Nouvel organigramme du groupe, suite à la restructuration de 2005.
Pour répondre aux obligations de la restructuration, Euro Disney SAS, une filiale détenue à 100% par la Walt Disney Company, devient ainsi le gérant d’Euro Disney Associé SCA, qui est elle-même le gérant du complexe. Euro Disney SCA n’est donc plus la société gérante du site, mais une Holding, dont la principale activité est de détenir des parts dans la nouvelle société gérante.
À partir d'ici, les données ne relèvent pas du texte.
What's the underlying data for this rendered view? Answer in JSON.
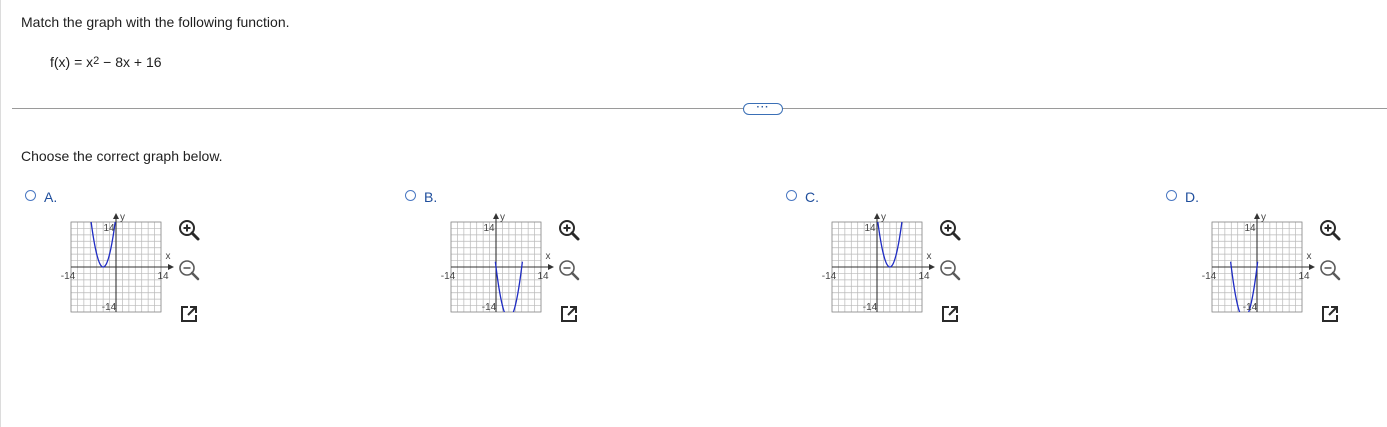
{
  "question": "Match the graph with the following function.",
  "function": {
    "prefix": "f(x) = x",
    "exponent": "2",
    "suffix": " − 8x + 16"
  },
  "more_button": "···",
  "prompt": "Choose the correct graph below.",
  "options": [
    {
      "label": "A.",
      "vertex": [
        -4,
        0
      ]
    },
    {
      "label": "B.",
      "vertex": [
        4,
        -16
      ]
    },
    {
      "label": "C.",
      "vertex": [
        4,
        0
      ]
    },
    {
      "label": "D.",
      "vertex": [
        -4,
        -16
      ]
    }
  ],
  "graph": {
    "x_label": "x",
    "y_label": "y",
    "x_min_label": "-14",
    "x_max_label": "14",
    "y_min_label": "-14",
    "y_max_label": "14",
    "range": [
      -14,
      14
    ],
    "axis_color": "#333333",
    "grid_color": "#b9b9b9",
    "curve_color": "#1f2cc4"
  },
  "tools": [
    "zoom-in-icon",
    "zoom-out-icon",
    "open-new-window-icon"
  ]
}
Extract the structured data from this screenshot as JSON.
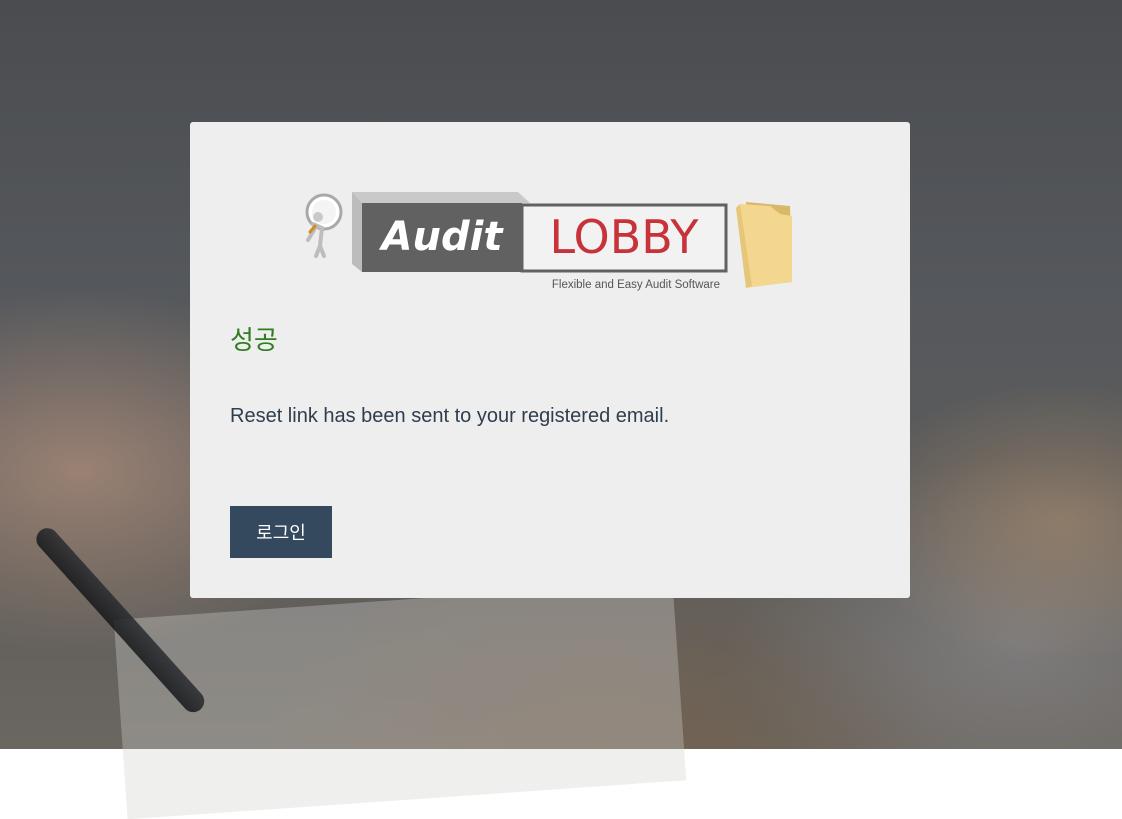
{
  "logo": {
    "word_audit": "Audit",
    "word_lobby": "LOBBY",
    "tagline": "Flexible and Easy Audit Software",
    "icons": [
      "magnifier-person-icon",
      "folder-icon"
    ]
  },
  "status": {
    "title": "성공",
    "message": "Reset link has been sent to your registered email."
  },
  "actions": {
    "login_label": "로그인"
  },
  "colors": {
    "title": "#2e7d1f",
    "button_bg": "#34495e",
    "card_bg": "#eeeeee",
    "lobby_red": "#c8323a"
  }
}
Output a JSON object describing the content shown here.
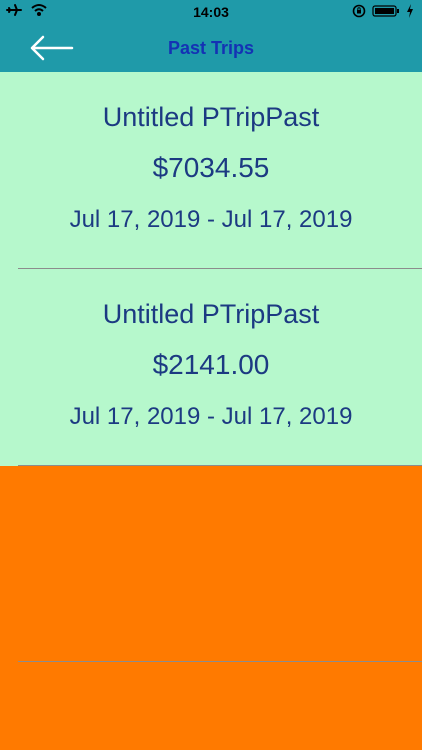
{
  "status_bar": {
    "time": "14:03",
    "icons": [
      "airplane-icon",
      "wifi-icon",
      "rotation-lock-icon",
      "battery-icon",
      "charging-icon"
    ]
  },
  "nav": {
    "title": "Past Trips",
    "back_icon": "arrow-left-icon"
  },
  "trips": [
    {
      "name": "Untitled PTripPast",
      "amount": "$7034.55",
      "dates": "Jul 17, 2019 - Jul 17, 2019"
    },
    {
      "name": "Untitled PTripPast",
      "amount": "$2141.00",
      "dates": "Jul 17, 2019 - Jul 17, 2019"
    }
  ],
  "colors": {
    "header": "#1f9aa9",
    "row_background": "#b6f8cc",
    "empty_background": "#ff7a00",
    "title_text": "#1432b4",
    "row_text": "#1c3a82"
  }
}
De son côté, après 10 ans de présence dans le groupe, le Prince Al-Waleed possède toujours 17% des actions du groupe. Certains journalistes financiers se demandent pourquoi le Prince est toujours confiant après deux restructurations. Mais celui-ci reste toujours très vague dans ses réponses, jugeant que le groupe finira par arriver à dégager des profits, mais que son principal problème, ça reste sa colossale dette.
Suite à la restructuration, la dette du groupe passe de 2,45 milliards à 2,05 milliards d’€uro. La participation de la Walt Disney Company au capital d’Euro Disney SCA a été ramenée de 40,6% à 39,8%. De plus, TWDC s’est engagée à détenir au minimum, 39% du capital du groupe, jusqu’en 2016, contre 16,7% auparavant. La participation du Prince Al-Waleed a pour sa part été réduite à 10%.
Avec les 240 millions d’€uro dégagés par la nouvelle augmentation de capital, le groupe allait enfin pouvoir repartir sur des bases plus solides, afin de préparer dignement le 15ème anniversaire du resort.
Suite à l’augmentation de capital, un plan de relance sur 4/5 ans est mis en place, afin de redynamiser le resort.